Malam Mingguan di Rumah Sakit

Hari ini 2 Maret 2019. Hari Sabtu. Malam hari. Waktu menunjukkan pukul 7.29. Sudah malam ketiga aku berada di dalam ruangan ini. Ruangan di mana anakku dirawat. Di sebuah rumah sakit yang sama dan sudah ketiga kalinya dalam kurun waktu 2 tahun terakhir ini.

 

Kiran. Anakku satu-satunya (ya, saat ini baru satu, mau nambah mikir-mikir lagi) mengalami penyakit pneumonia. Sumbernya bakteri. Mungkin ini nama yang menakutkan buat orang awam. Tapi sebenernya bahasa awamnya kalau orang jawa bilang gejalanya mirip dengan masuk angin.

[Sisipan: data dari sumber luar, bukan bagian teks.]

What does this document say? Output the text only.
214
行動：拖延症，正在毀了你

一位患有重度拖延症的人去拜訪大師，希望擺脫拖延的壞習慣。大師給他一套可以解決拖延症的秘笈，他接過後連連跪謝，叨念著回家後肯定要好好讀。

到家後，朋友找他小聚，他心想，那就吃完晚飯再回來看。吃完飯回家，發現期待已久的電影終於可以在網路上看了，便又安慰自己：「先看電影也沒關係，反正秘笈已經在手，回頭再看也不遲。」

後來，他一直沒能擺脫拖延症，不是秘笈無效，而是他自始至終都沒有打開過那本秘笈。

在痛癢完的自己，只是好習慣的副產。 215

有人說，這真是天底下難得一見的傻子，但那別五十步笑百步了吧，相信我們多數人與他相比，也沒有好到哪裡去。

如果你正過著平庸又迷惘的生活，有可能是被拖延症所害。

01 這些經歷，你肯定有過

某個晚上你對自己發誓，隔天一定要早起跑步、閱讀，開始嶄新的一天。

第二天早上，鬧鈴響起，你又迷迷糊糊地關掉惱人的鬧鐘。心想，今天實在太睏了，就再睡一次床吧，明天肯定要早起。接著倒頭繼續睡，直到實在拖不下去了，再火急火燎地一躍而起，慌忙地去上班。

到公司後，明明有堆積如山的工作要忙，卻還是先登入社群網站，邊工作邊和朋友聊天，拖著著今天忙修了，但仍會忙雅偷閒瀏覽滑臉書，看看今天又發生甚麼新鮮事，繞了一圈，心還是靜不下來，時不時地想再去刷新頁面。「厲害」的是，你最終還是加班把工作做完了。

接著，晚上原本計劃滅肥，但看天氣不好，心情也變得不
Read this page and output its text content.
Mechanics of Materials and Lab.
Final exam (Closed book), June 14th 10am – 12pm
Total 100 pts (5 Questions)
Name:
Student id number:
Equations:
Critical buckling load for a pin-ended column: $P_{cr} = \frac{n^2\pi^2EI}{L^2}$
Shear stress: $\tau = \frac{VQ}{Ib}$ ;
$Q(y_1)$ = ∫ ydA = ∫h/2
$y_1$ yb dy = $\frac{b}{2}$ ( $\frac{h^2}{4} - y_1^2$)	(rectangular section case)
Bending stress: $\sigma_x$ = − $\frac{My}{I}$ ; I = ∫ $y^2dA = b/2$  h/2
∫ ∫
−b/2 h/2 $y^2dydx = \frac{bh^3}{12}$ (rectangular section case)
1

Kronologi dan gejala yang dialami anak sebagai berikut:

Senin – Tidak demam. Ceria. Pilek hanya saat malam hari.
Selasa – Pilek. Ingus diminta dikeluarkan, e malah disentrup (dihirup). Batuk-batuk mulai ada, pagi masih ceria, sorenya demam (s.d. 38.5 derajat), mulai muntah-muntah.
Rabu – Batuk dan muntah-muntah berlanjut. Muntahnya langsung setelah dia minum susu dan batuk-batuk. Pilek masih juga. Tidur susah. Tiap kali diberi susu muntah. Sprei sampai habis dicuci.
Kamis – Pagi hari terus muntah-muntah setelah diberi intake. Artinya ya tidak ada intake sama sekali setelah 16 jam. Kita bawa ke IGD. Pagi itu, dia diberi infus, diberi glukosa, mengingat gula darahnya 45 (normal anak kecil 100-an). Tidur lama dari jam 1 siang s.d. jam 6 sore. Setelah itu anak sudah bisa senyum-senyum. Istri tidak menemani menginap malam ini karena flu berat.
Jumat – Sudah ceria, muntah-muntah sedikit setelah dinebu, tapi disertai diare (s.d. 4-5x). Istri juga tidak menginap, masih sakit.
Sabtu – harusnya bisa pulang, tapi sorenya anak muntah habis diberi susu.
Akhirnya malam minggu ini masih di dalam kamar rumah sakit. Menunggu observasi apakah anak sudah bisa keluar dari RS keesokan harinya.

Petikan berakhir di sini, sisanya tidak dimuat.